Films: Homemade Hillbilly Jam
Documentary, shmocumentary -- this is just a great excuse to enjoy authentic, unpolished bluegrass music. Brian and I had a blast watching this together while I folded laundry and reminisced about the "hillbillies" in my own family tree. (hint: we're pretty much hillbilly through and through).
And while this story is about the music, it's rooted in the people who make the music. Where did the term hillbilly come from? No one's entirely certain, but somewhere it stems with Irish-Scotsmen who moved settled in the mountainous regions such as the Ozarks.
And somehow, it's inseparable from family and old-time religion. Truly, the scene depicting several generations crowding under one small roof and sharing Thanksgiving dinner together felt like every Thanksgiving I ever celebrated in my girlhood. The food, the inside jokes, the ubiquitous TV trays and folding chairs littering every spare corner.

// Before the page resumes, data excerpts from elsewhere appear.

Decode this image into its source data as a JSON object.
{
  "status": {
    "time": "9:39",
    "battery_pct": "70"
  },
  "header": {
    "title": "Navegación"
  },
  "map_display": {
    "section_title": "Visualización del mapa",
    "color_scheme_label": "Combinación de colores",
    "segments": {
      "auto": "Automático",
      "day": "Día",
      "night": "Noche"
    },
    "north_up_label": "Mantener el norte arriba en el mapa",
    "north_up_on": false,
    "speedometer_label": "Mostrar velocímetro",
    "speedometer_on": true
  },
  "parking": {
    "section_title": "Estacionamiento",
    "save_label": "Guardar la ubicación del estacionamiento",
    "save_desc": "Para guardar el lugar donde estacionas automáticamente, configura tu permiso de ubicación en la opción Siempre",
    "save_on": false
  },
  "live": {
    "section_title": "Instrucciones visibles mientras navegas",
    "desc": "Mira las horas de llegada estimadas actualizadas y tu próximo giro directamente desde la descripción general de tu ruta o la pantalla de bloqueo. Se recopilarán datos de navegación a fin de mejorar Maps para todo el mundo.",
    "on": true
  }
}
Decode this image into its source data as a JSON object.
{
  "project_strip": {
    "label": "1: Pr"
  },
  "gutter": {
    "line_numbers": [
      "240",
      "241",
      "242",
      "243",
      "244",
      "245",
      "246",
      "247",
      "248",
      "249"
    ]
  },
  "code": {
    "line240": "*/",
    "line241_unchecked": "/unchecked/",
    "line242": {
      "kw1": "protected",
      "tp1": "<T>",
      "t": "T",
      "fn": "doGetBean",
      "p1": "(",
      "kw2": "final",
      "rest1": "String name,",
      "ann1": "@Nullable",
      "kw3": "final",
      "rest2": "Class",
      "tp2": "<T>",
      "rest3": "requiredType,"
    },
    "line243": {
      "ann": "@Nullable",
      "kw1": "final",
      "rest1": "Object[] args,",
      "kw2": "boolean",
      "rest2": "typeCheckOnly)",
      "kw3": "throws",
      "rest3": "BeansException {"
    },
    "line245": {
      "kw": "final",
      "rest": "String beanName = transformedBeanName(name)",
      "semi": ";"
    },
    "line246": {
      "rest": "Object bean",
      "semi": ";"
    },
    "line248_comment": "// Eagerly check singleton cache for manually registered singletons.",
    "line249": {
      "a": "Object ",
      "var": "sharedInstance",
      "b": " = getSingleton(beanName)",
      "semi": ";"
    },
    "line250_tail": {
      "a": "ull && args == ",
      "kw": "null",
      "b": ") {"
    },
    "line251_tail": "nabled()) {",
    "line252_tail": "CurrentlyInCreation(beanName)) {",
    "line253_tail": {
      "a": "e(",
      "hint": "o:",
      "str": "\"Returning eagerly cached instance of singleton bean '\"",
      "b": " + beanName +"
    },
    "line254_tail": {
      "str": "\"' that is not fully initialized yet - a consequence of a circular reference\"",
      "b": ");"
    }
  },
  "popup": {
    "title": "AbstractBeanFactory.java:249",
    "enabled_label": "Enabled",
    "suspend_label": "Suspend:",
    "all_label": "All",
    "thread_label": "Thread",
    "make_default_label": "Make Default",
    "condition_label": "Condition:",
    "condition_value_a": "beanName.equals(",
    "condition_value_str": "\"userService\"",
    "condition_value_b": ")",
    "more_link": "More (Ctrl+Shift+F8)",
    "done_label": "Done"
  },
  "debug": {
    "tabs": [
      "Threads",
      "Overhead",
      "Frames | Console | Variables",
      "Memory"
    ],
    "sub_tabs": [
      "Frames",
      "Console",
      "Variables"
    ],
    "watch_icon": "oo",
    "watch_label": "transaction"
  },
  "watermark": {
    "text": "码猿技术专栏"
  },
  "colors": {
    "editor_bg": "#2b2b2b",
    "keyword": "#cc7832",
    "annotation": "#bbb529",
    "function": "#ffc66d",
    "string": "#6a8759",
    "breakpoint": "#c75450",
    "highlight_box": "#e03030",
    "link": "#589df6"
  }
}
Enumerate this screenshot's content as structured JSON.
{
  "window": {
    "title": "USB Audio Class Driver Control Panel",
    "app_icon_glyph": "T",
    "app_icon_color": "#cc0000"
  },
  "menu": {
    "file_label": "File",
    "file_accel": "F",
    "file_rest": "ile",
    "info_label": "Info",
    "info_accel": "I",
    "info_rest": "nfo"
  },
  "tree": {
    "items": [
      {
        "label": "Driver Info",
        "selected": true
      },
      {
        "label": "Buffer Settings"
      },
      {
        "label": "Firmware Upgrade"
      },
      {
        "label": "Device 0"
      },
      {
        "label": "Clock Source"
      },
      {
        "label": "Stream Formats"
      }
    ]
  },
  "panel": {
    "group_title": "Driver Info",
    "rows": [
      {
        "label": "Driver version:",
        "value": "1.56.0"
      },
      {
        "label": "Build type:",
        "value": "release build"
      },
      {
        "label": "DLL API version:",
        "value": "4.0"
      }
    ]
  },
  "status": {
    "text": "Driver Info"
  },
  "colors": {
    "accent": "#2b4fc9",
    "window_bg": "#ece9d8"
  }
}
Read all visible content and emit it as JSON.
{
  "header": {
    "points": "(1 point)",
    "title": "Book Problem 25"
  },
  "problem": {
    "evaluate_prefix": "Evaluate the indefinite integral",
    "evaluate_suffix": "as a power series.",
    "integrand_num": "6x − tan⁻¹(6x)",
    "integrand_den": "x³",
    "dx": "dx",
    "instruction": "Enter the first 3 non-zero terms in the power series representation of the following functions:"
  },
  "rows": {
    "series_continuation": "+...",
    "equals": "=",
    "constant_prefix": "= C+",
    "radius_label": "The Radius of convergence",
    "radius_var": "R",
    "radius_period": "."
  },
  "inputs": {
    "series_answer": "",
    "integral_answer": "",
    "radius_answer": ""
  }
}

While we didn't grow up in Missouri or Arkansas as the families in the film, every family gathering would involve my grandmother or a cousin playing hymns on the piano for us to sing along (as long as it fell in between the showings of the football games and the yearly network screening of The Wizard of Oz or Sound of Music). Or -- and more often, next -- Grandpa would bring out his banjo. It's these events that taught me the good, ol' tunes of my grandparents' generation: "We'll Build A Bungalow" and "Those Wedding Bells Are Breaking Up This Old Gang of Mine" and others.
Now, since watching this documentary, Brian and I have decided to embrace our inner hillbilly. Especially when we sing along to the lyrics of the Big Smith song, Backwater (which involves an oh-so-fun instrumental combination of banjo and -- tuba?!):
Well, everybody's lookin'/Searchin' for an answer./And some are gettin' gravy/And some are gettin' cancer./Well, you might go to heaven,/You might go to hell./You might go to Wal-Mart/Or maybe Taco Bell./Tear out the wires,/And throw away the sauder/You won't find the hotline to God in this backwater.